26
de
outubro
Blasé. E você?
…e então ela acordou. Abriu os olhos e observou alguns detalhes do seu quarto. As prateleiras cobertas de velharias supérfluas, dois livros que começou a ler mas não teve coragem de terminar, fotos de pessoas que passaram ou que ainda vão passar, vidros de perfume velhos e dezenas de maços de cigarro vazios.
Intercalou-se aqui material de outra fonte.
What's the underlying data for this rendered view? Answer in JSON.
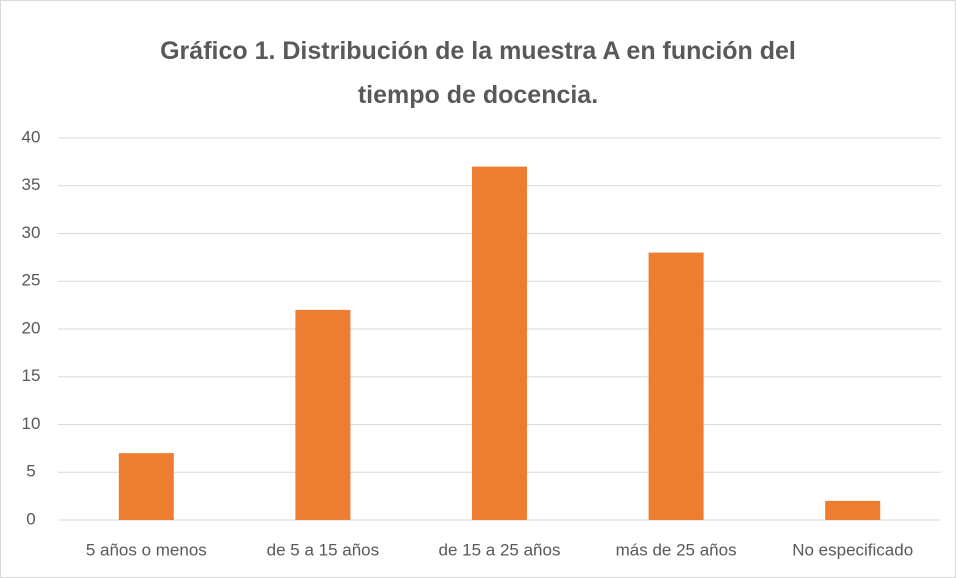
{
  "chart_data": {
    "type": "bar",
    "title": "Gráfico 1. Distribución de la muestra A en función del tiempo de docencia.",
    "categories": [
      "5 años o menos",
      "de 5 a 15 años",
      "de 15 a 25 años",
      "más de 25 años",
      "No especificado"
    ],
    "values": [
      7,
      22,
      37,
      28,
      2
    ],
    "color": "#ed7d31",
    "ylim": [
      0,
      40
    ],
    "yticks": [
      0,
      5,
      10,
      15,
      20,
      25,
      30,
      35,
      40
    ],
    "grid": true
  }
}
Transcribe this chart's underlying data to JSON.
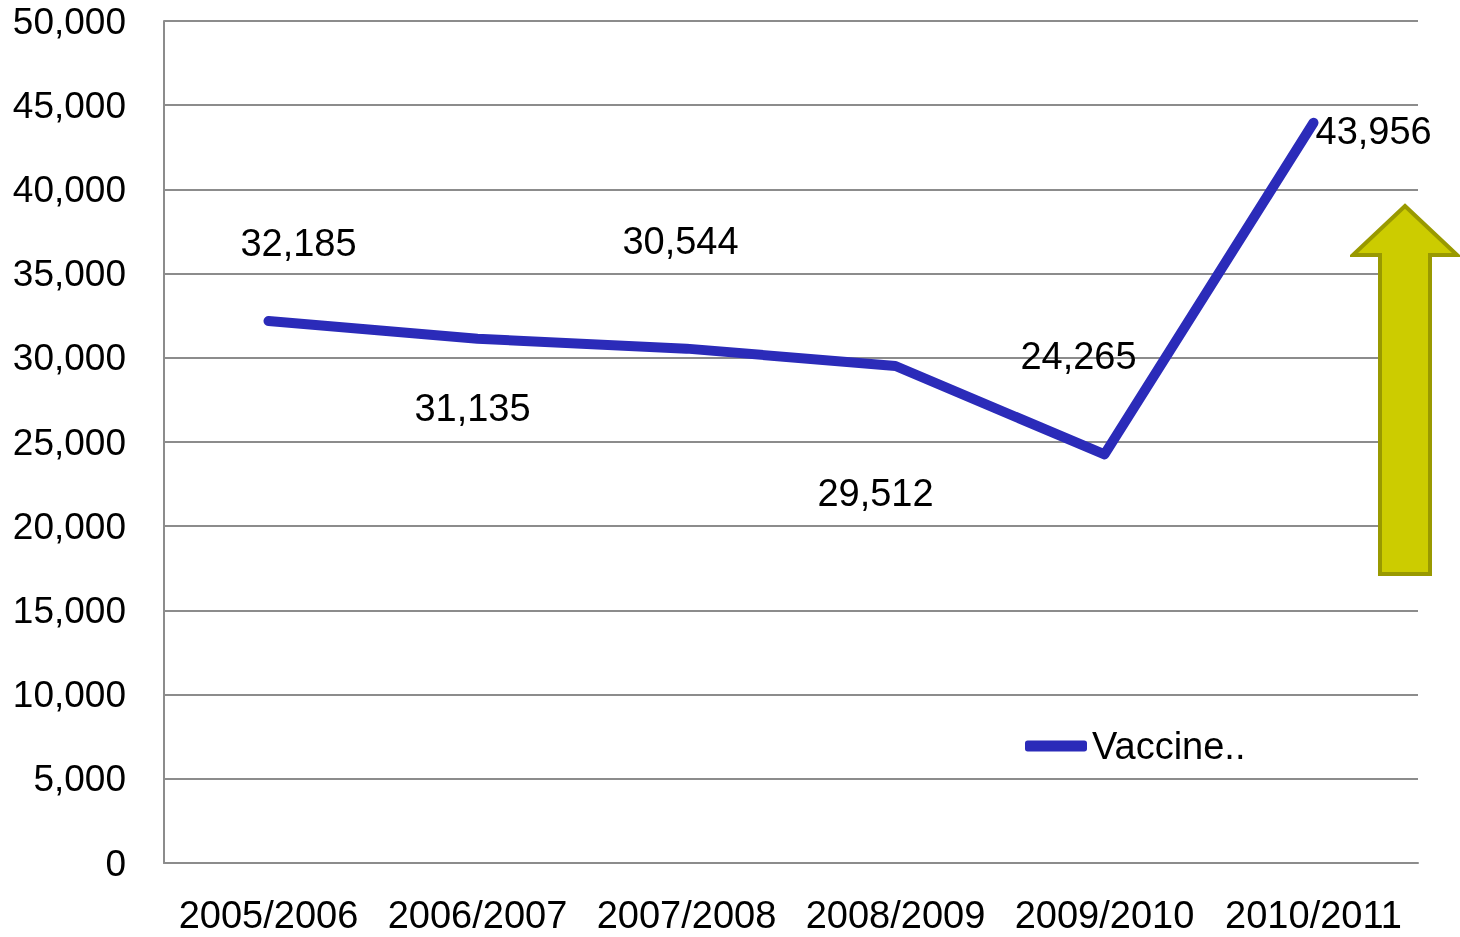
{
  "chart_data": {
    "type": "line",
    "categories": [
      "2005/2006",
      "2006/2007",
      "2007/2008",
      "2008/2009",
      "2009/2010",
      "2010/2011"
    ],
    "series": [
      {
        "name": "Vaccine..",
        "color": "#2b2bb9",
        "values": [
          32185,
          31135,
          30544,
          29512,
          24265,
          43956
        ],
        "value_labels": [
          "32,185",
          "31,135",
          "30,544",
          "29,512",
          "24,265",
          "43,956"
        ]
      }
    ],
    "ylim": [
      0,
      50000
    ],
    "yticks": [
      {
        "value": 0,
        "label": "0"
      },
      {
        "value": 5000,
        "label": "5,000"
      },
      {
        "value": 10000,
        "label": "10,000"
      },
      {
        "value": 15000,
        "label": "15,000"
      },
      {
        "value": 20000,
        "label": "20,000"
      },
      {
        "value": 25000,
        "label": "25,000"
      },
      {
        "value": 30000,
        "label": "30,000"
      },
      {
        "value": 35000,
        "label": "35,000"
      },
      {
        "value": 40000,
        "label": "40,000"
      },
      {
        "value": 45000,
        "label": "45,000"
      },
      {
        "value": 50000,
        "label": "50,000"
      }
    ],
    "grid": "y",
    "legend": "bottom right",
    "marker": "none",
    "line_style": "solid"
  }
}
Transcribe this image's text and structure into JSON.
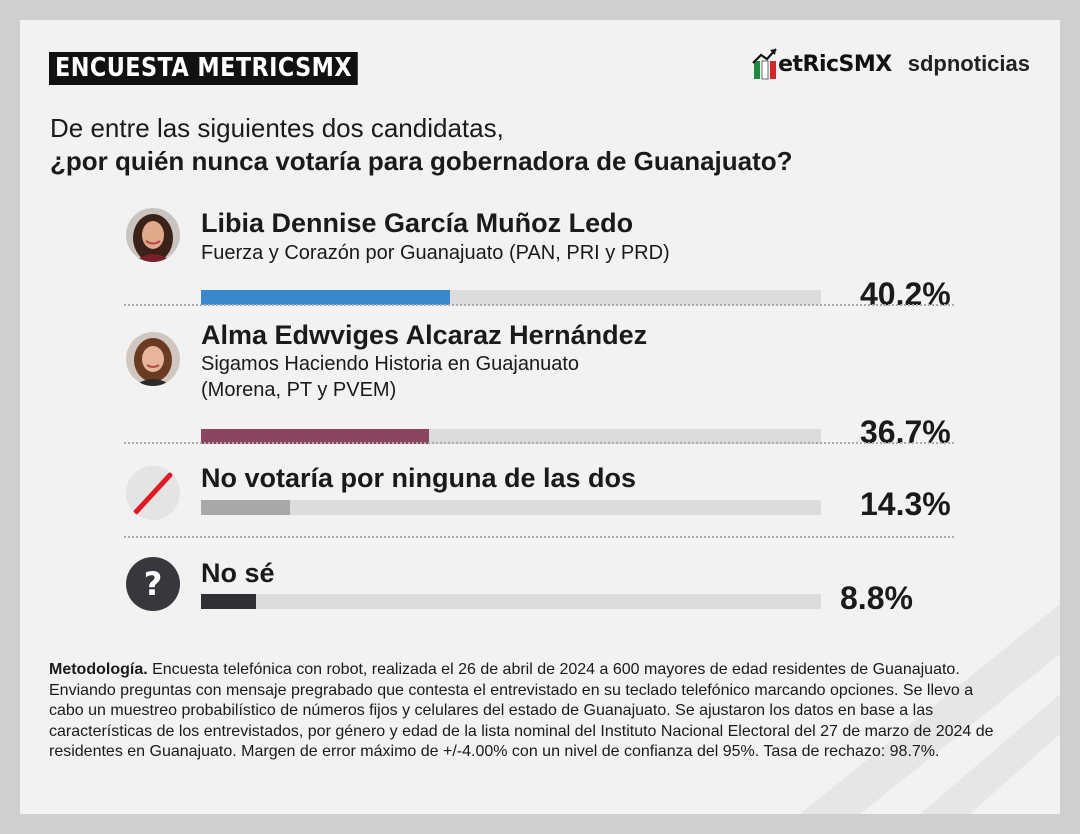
{
  "brand": {
    "survey_label": "ENCUESTA METRICSMX",
    "logo_metrics": "etRicSMX",
    "logo_sdp": "sdpnoticias"
  },
  "question": {
    "line1": "De entre las siguientes dos candidatas,",
    "line2": "¿por quién nunca votaría para gobernadora de Guanajuato?"
  },
  "chart_data": {
    "type": "bar",
    "orientation": "horizontal",
    "title": "¿por quién nunca votaría para gobernadora de Guanajuato?",
    "categories": [
      "Libia Dennise García Muñoz Ledo",
      "Alma Edwviges Alcaraz Hernández",
      "No votaría por ninguna de las dos",
      "No sé"
    ],
    "values": [
      40.2,
      36.7,
      14.3,
      8.8
    ],
    "value_labels": [
      "40.2%",
      "36.7%",
      "14.3%",
      "8.8%"
    ],
    "subtitles": [
      [
        "Fuerza y Corazón por Guanajuato (PAN, PRI y PRD)"
      ],
      [
        "Sigamos Haciendo Historia en Guajanuato",
        "(Morena, PT y PVEM)"
      ],
      [],
      []
    ],
    "colors": [
      "#3a87cc",
      "#8a4560",
      "#a8a8a8",
      "#2f2f35"
    ],
    "icons": [
      "candidate-photo",
      "candidate-photo",
      "slash-icon",
      "question-icon"
    ],
    "xlim": [
      0,
      100
    ],
    "grid": false,
    "legend": "none"
  },
  "icon_glyphs": {
    "question": "?"
  },
  "methodology": {
    "label": "Metodología.",
    "text": " Encuesta telefónica con robot, realizada el 26 de abril de 2024 a 600 mayores de edad residentes de Guanajuato. Enviando preguntas con mensaje pregrabado que contesta el entrevistado en su teclado telefónico marcando opciones. Se llevo a cabo un muestreo probabilístico de números fijos y celulares del estado de Guanajuato. Se ajustaron los datos en base a las características de los entrevistados, por género y edad de la lista nominal del Instituto Nacional Electoral del 27 de marzo de 2024 de residentes en Guanajuato. Margen de error máximo de +/-4.00% con un nivel de confianza del 95%. Tasa de rechazo: 98.7%."
  }
}
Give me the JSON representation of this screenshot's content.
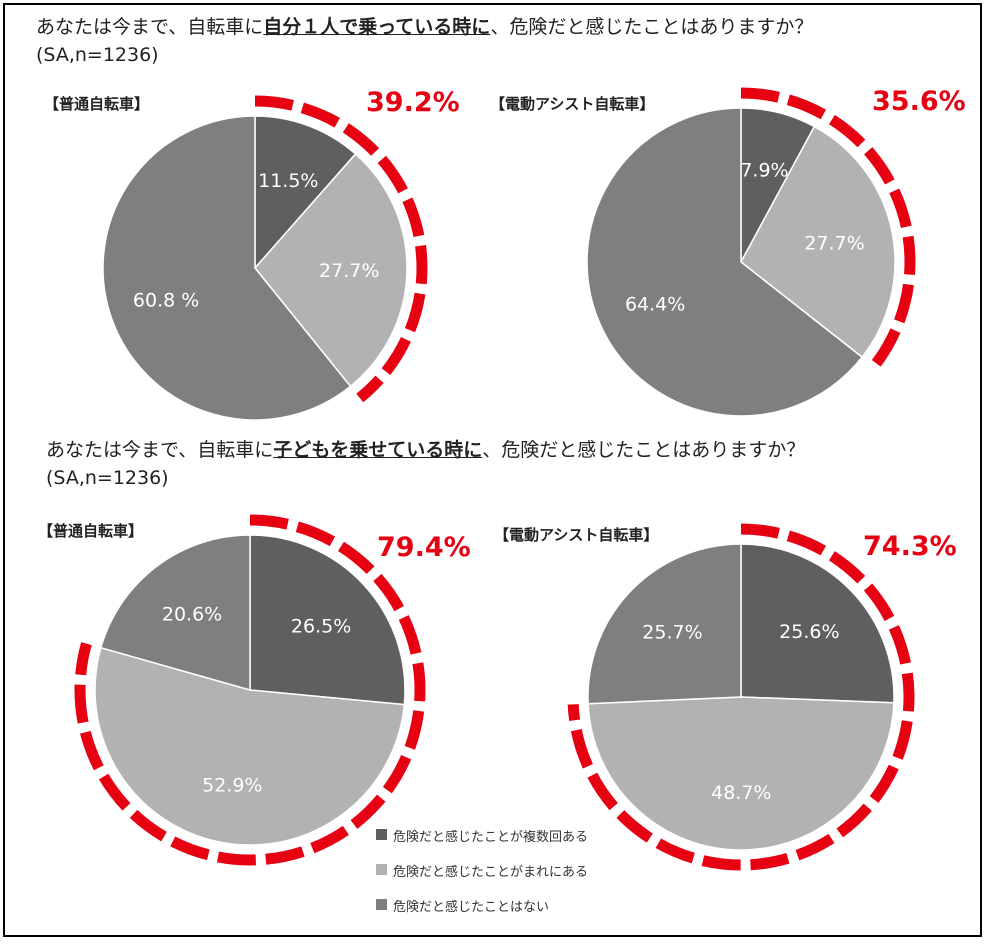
{
  "question1": {
    "pre": "あなたは今まで、自転車に",
    "em": "自分１人で乗っている時に",
    "post": "、危険だと感じたことはありますか？",
    "sample": "(SA,n=1236)"
  },
  "question2": {
    "pre": "あなたは今まで、自転車に",
    "em": "子どもを乗せている時に",
    "post": "、危険だと感じたことはありますか？",
    "sample": "(SA,n=1236)"
  },
  "colors": {
    "often": "#5f5f5f",
    "rarely": "#b2b2b2",
    "never": "#7f7f7f",
    "highlight": "#e60012",
    "slice_text": "#ffffff"
  },
  "legend": [
    {
      "label": "危険だと感じたことが複数回ある",
      "color": "#5f5f5f"
    },
    {
      "label": "危険だと感じたことがまれにある",
      "color": "#b2b2b2"
    },
    {
      "label": "危険だと感じたことはない",
      "color": "#7f7f7f"
    }
  ],
  "chart_data": [
    {
      "type": "pie",
      "title": "【普通自転車】",
      "categories": [
        "危険だと感じたことが複数回ある",
        "危険だと感じたことがまれにある",
        "危険だと感じたことはない"
      ],
      "values": [
        11.5,
        27.7,
        60.8
      ],
      "labels": [
        "11.5%",
        "27.7%",
        "60.8 %"
      ],
      "highlight_total": "39.2%"
    },
    {
      "type": "pie",
      "title": "【電動アシスト自転車】",
      "categories": [
        "危険だと感じたことが複数回ある",
        "危険だと感じたことがまれにある",
        "危険だと感じたことはない"
      ],
      "values": [
        7.9,
        27.7,
        64.4
      ],
      "labels": [
        "7.9%",
        "27.7%",
        "64.4%"
      ],
      "highlight_total": "35.6%"
    },
    {
      "type": "pie",
      "title": "【普通自転車】",
      "categories": [
        "危険だと感じたことが複数回ある",
        "危険だと感じたことがまれにある",
        "危険だと感じたことはない"
      ],
      "values": [
        26.5,
        52.9,
        20.6
      ],
      "labels": [
        "26.5%",
        "52.9%",
        "20.6%"
      ],
      "highlight_total": "79.4%"
    },
    {
      "type": "pie",
      "title": "【電動アシスト自転車】",
      "categories": [
        "危険だと感じたことが複数回ある",
        "危険だと感じたことがまれにある",
        "危険だと感じたことはない"
      ],
      "values": [
        25.6,
        48.7,
        25.7
      ],
      "labels": [
        "25.6%",
        "48.7%",
        "25.7%"
      ],
      "highlight_total": "74.3%"
    }
  ]
}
Seguiu normalmente sua rotina. Como sempre, saiu apressada para o trabalho sem sequer tomar um copo de leite ou suco. Mas havia algo diferente naquele cotidiano banal ainda que não soubesse precisar o quê. Olhou para o relógio. Estava 12 minutos atrasada. Esperava seu ônibus com um certa ansiedade mas, especialmente nesse dia, não sentiu nada ao ver todos os números e cores dos outros coletivos.
Chegou ao trabalho. Cumprimentou as pessoas. Estava estranha. Não sentia tristeza, nervosismo ou sequer cansaço. Apenas estava lá. Cumpriu suas funções. Voltou para casa.
Resolveu passar em uma loja de conveniências para comprar alguma bobagem que pudesse deixá-la com água na boca e, pelo menos, um pouco mais animada. No entanto, para sua surpresa, nenhuma embalagem de guloseimas conseguia seduzi-la.
Voltou para casa e ligou a televisão. Aí sim se surpreendeu. Nenhum comercial feito para emocionar, surtia efeito. Isso a deixou transtornada. Ela trabalhava com isso. Sabia que não há cachorro, criança ou pessoa com câncer que não emocione.
No dia seguinte foi ao médico. Ele afirmou que a doença foi descoberta por um cara chamado Weber. Ela lia como se fosse “ueber” ao invés de “veber”, mas isso não fazia a menor diferença. O que importava é que ela não se sentia estimulada por nenhuma imagem. Até um cego se encantaria ao imaginar paisagens e cores, mas ela não. Não mais.